1-3 Cold Chain Solutions Company

Promote energy conservation offering comprehensive support for our energy monitoring system covering from system installation to operations and maintenance. Our equipment refurbishing service prolongs system usage while contributing to a circular economy.
Accelerate development of natural refrigerants with lower environmental impact through wider use of CO₂ refrigeration equipment.

1-4 Electric Works Company

Implement demonstration experiment of RE100 solutions utilizing hydrogen and develop hydrogen businesses.
Reduce energy consumption by producing more energy-efficient equipment and installing energy management systems in houses and buildings.

2. Panasonic Automotive System Co., Ltd.

Contribute to electrification of vehicles through power chargers with high output using power electronics technology and devices that improve vehicle's weight saving and rate of electricity consumption.
Promote to make own products more energy efficient and expand the range of products that use recycled resin materials.

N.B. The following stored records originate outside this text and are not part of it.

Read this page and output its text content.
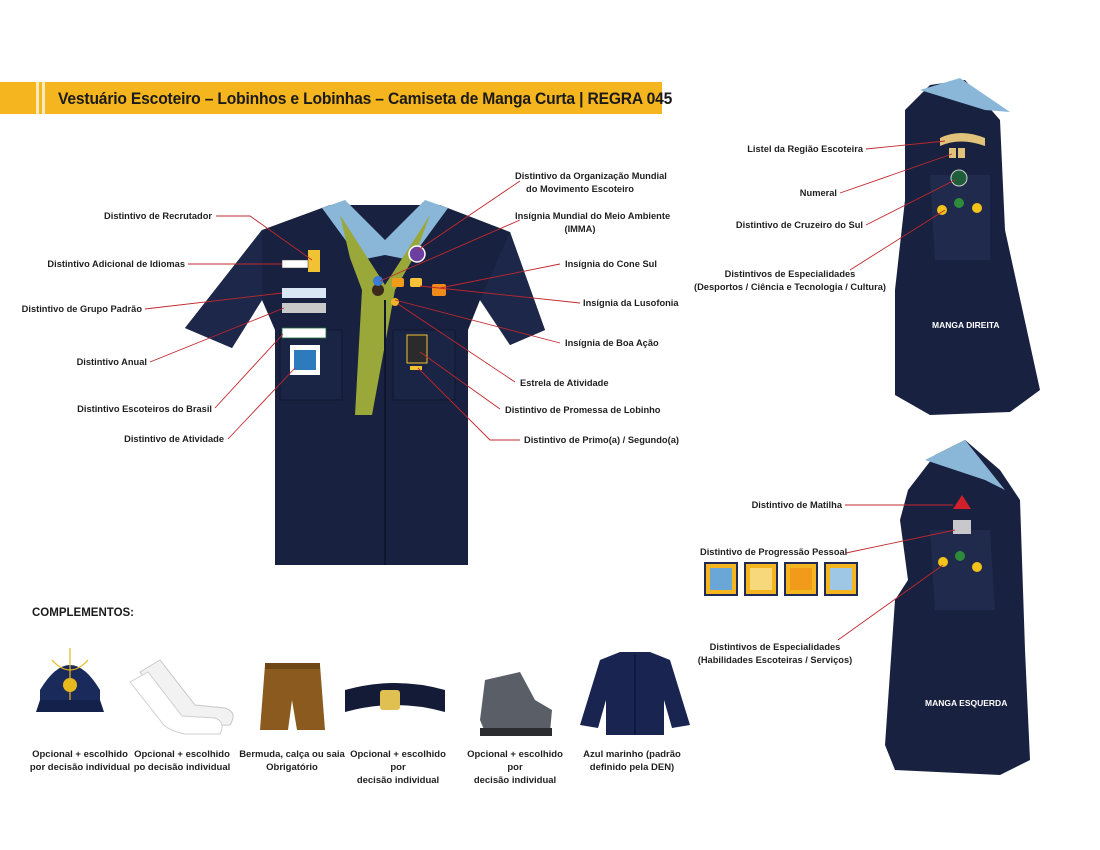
Vestuário Escoteiro – Lobinhos e Lobinhas – Camiseta de Manga Curta | REGRA 045
Distintivo de Recrutador
Distintivo Adicional de Idiomas
Distintivo de Grupo Padrão
Distintivo Anual
Distintivo Escoteiros do Brasil
Distintivo de Atividade
Distintivo da Organização Mundial
do Movimento Escoteiro
Insígnia Mundial do Meio Ambiente
(IMMA)
Insígnia do Cone Sul
Insígnia da Lusofonia
Insígnia de Boa Ação
Estrela de Atividade
Distintivo de Promessa de Lobinho
Distintivo de Primo(a) / Segundo(a)
Listel da Região Escoteira
Numeral
Distintivo de Cruzeiro do Sul
Distintivos de Especialidades
(Desportos / Ciência e Tecnologia / Cultura)
MANGA DIREITA
Distintivo de Matilha
Distintivo de Progressão Pessoal
Distintivos de Especialidades
(Habilidades Escoteiras / Serviços)
MANGA ESQUERDA
COMPLEMENTOS:
Opcional + escolhido
por decisão individual
Opcional + escolhido
po decisão individual
Bermuda, calça ou saia
Obrigatório
Opcional + escolhido por
decisão individual
Opcional + escolhido por
decisão individual
Azul marinho (padrão
definido pela DEN)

3. Panasonic Connect Co., Ltd.

Reduce waste energy and waste goods by supply chain orchestration, including streamlining corporate customers' logistics and responsive tuning of demand and supply.
Offer solutions to improve energy efficiency and automation at corporate customers.

4. Panasonic Industry Co., Ltd.

Supply products that contribute to vehicle electrification and improved power economy.
Reduce environmental impact from products through efforts to reduce size, weight and loss and to extend product life.

5. Panasonic Energy Co., Ltd.

Contribute to the shift to electric vehicles through improving competitiveness of automotive batteries and expanding their production capabilities.
Promote clean energy use for power equipment and home storage through application systems for industrial batteries.
Reduce CO₂ emissions through achieving carbon neutrality in factories and material development and establishment of supply chain for a low carbon footprint.

6. Panasonic Entertainment & Communication Co., Ltd.

Introduce devices and components with high energy efficiency such as new TV panels, and develop energy efficient products by improving control methods.
Promote eco-conscious design through designs considering recycling, use of recycled resin, and reduction of use of plastic packaging.

7. Panasonic Housing Solution Co., Ltd.

Contribute to the environment throughout the value chain, from procurement of materials (recycled materials, etc.), design/development (reduction of materials, technology development, etc.), distribution (weight saving, reduction of frequencies, etc.) , to product use (energy efficiency, water savings, etc.)

The scenario analysis found that we could always focus on one or more of our businesses in each of the four scenarios. In other words, the analysis successfully verified the resilience of our business strategies. The analysis also helped us understand that we can contribute to building a sustainable society through our businesses. We continue our efforts to build the 1.5°C world, represented by our society (A).